Emilio Álvarez Montalván
El ritmo exageradamente lento con que se construye la carretera Ticuantepe-Masaya despierta muchas críticas, convirtiéndose en un tema de interés nacional. Se trata de una ruta importante, con fallas que deben, no sólo explicarse sino remediarse. Preocupación natural, pues baste recordar la ruta Nejapa-Izapa, que a los seis meses de ejecutada se deterioró tan gravemente que se planeó reponerla totalmente. En ese caso nunca se dieron explicaciones ni se aplicaron multas.
En cuanto al atraso que arrastra el tramo Ticuantepe-Masaya prometido en 20 meses y contratado en 22.5 millones de dólares, lleva seis de iniciado ( 1 de enero del 2004), o sea, ha transcurrido el 33.3 por ciento del tiempo estipulado cuando apenas se ha construido el 3.6 por ciento de la obra. Aún más, hasta la fecha, Hispánica recibió 3.8 millones de dólares, equivalente al 15 por ciento de la suma total (fijada en 22.5 de dólares). En otras palabras, necesitará 18 millones para finalizar el 96.4 por ciento del tramo Ticuantepe-Masaya.

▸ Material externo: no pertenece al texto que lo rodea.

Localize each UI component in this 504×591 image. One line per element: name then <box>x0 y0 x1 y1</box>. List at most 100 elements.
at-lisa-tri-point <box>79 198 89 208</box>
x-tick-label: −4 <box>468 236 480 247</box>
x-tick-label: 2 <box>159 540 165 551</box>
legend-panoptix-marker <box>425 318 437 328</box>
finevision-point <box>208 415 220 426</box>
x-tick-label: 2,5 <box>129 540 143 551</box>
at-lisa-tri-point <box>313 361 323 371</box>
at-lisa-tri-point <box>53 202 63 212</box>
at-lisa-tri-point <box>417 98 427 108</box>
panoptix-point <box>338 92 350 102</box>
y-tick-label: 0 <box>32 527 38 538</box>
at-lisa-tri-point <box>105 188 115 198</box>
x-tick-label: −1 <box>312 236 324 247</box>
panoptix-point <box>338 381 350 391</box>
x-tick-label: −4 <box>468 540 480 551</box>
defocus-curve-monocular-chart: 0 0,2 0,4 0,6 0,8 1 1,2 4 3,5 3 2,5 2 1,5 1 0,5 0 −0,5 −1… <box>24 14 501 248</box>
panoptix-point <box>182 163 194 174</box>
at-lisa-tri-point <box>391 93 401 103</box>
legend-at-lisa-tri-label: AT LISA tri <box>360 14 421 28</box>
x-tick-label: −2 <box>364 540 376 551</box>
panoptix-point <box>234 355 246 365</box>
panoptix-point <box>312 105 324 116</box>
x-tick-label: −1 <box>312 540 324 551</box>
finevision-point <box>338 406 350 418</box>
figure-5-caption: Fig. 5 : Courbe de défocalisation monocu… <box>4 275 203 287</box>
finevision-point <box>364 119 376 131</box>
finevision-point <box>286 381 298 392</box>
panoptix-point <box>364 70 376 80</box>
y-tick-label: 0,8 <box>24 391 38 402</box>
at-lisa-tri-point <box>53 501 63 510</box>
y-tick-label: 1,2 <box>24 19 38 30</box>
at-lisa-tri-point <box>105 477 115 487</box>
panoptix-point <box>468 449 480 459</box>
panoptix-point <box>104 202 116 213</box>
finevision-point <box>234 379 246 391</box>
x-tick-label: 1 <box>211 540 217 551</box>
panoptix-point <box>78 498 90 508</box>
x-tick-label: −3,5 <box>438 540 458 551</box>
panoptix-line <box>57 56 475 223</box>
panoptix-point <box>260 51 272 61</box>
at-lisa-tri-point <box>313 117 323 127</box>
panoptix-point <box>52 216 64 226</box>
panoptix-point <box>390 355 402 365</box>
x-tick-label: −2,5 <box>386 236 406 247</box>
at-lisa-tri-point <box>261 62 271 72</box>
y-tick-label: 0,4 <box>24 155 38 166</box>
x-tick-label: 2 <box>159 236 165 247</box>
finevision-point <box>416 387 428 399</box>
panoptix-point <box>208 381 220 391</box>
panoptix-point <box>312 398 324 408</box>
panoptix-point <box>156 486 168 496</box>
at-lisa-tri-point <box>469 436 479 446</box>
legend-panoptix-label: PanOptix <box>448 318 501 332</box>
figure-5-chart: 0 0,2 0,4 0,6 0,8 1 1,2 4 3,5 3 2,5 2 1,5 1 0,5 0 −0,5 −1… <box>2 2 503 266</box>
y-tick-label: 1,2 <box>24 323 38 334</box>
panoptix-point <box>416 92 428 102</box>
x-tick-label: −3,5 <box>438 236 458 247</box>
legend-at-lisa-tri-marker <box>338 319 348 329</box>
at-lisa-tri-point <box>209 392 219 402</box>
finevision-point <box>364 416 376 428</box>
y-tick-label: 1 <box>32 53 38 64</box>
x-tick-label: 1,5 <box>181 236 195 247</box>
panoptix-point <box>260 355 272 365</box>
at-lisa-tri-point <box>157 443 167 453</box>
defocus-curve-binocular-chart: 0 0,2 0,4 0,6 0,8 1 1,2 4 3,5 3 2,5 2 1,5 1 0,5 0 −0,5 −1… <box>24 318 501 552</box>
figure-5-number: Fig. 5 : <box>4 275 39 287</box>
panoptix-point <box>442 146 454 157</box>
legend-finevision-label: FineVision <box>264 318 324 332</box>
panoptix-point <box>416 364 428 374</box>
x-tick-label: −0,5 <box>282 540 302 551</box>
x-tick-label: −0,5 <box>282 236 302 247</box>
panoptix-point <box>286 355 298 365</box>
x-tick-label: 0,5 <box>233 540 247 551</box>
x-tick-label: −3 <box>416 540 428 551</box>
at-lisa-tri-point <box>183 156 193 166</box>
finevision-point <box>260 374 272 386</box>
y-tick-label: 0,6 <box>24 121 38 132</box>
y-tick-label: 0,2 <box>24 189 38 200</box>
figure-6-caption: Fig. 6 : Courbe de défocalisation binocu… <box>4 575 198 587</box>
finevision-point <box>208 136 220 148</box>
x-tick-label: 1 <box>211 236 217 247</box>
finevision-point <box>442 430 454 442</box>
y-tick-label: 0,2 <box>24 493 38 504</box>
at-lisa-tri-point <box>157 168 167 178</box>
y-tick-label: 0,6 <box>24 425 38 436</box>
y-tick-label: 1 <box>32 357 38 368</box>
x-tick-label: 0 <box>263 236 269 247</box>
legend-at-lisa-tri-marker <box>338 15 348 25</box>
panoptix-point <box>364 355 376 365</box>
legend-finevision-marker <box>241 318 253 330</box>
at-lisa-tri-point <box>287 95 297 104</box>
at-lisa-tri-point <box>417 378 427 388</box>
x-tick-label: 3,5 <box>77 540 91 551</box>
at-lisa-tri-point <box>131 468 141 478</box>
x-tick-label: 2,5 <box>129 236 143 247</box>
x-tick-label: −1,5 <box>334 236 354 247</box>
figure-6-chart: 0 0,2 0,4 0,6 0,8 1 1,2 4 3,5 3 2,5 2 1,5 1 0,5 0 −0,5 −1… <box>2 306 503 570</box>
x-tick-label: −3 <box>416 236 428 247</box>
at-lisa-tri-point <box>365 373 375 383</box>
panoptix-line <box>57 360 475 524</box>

Pareciera que el problema que tiene Hispánica es o falta de efectivo por usar fondos que empleó en otras necesidades, o bien que teniendo guardado el resto del dinero lo gasta a cuenta gotas, temeroso de invertir más en maquinarias y personal. En cualquier caso le espera multas por incumplimiento. Según lo convenido, la penalización es de 0.02 por ciento del valor del contrato por día demorado, durante el primer mes, y 0.035 por ciento por el segundo mes en adelante. En otras palabras, le caería a Hispánica una multa de 4,500 dólares por día por los primeros 30 y 7,875 dólares a partir del comienzo del segundo mes, según avales del Banco Bilbao Vizcaya Argentaria.
La pregunta que sigue es: ¿quién es el culpable de esa lentitud? Hasta la fecha se ha acusado al MIT. Sin embargo, se necesita dos para bailar un tango. El uno (el contratista) pecó por acción al ser negligente y el otro por no informar de inmediato a la ciudadanía el retraso de Hispánica. Con ello quiero decir que si bien la carga principal cae sobre Hispánica por ser la ejecutora del proyecto, la parte del MIT se reduce a haber asumido la defensa de Hispánica, convirtiéndose en “relacionista público” de ella. Actitud cambiada recientemente al señalar el MTI la responsabilidad de la constructora, mejorando la imagen del ministro Solórzano.
La siguiente pregunta es: ¿por qué sucedió esa parsimonia? Para empezar, fue muy baja la cotizacion de Hispánica en seis millones menos que su competidora Ferrovial (CSS). Era previsible que eso le traería problemas. Es lo más probable que calculó mal, creyendo que los precios entonces bajos del alquiler de equipo y material, se mantendrían, lo que no sucedió.
Para reparar el daño el MTI está exigiendo a Hispánica más máquinas de las que tenía programada, mayor cantidad de personal, una trituradora y una mezcladora de cemento, que no han llegado, para acelerar el proceso que lleva tres meses de retraso. El otro punto surgido a última hora es que Hispánica insiste en un adendum por valor de tres millones de dólares para financiar el mayor grosor de la capa de asfalto, alegando aumento del tráfico. En el fondo lo que busca Hispánica es disponer de recursos extras, pues el volumen del tráfico en el trazo Ticuantepe Masaya es menor en el trazo construido. Es una petición improcedente que debe desestimarse. Suena al subterfugio usado en el trazo Managua-Ticuantepe, donde se elevó tres veces el costo previsto al agregar adendum a última hora.
En conclusión, debe haber mayor supervisión del MTI a esas obras financiadas y amarradas de antemano y supervisadas por organismos de la misma nacionalidad del Estado prestatario (FED). En cuanto a la elaboración del diseño del trayecto, se siguieron las especificaciones elaboradas por TYPSA (española) que no dejaron dudas sobre profesionalidad y transparencia de todo el proceso. Lo que resta es mayor firmeza del MTI en hacer cumplir a Hispánica su compromiso y al Banco de Vizcaya que permanezca alerta, pues habrá de pagar las multas incurridas.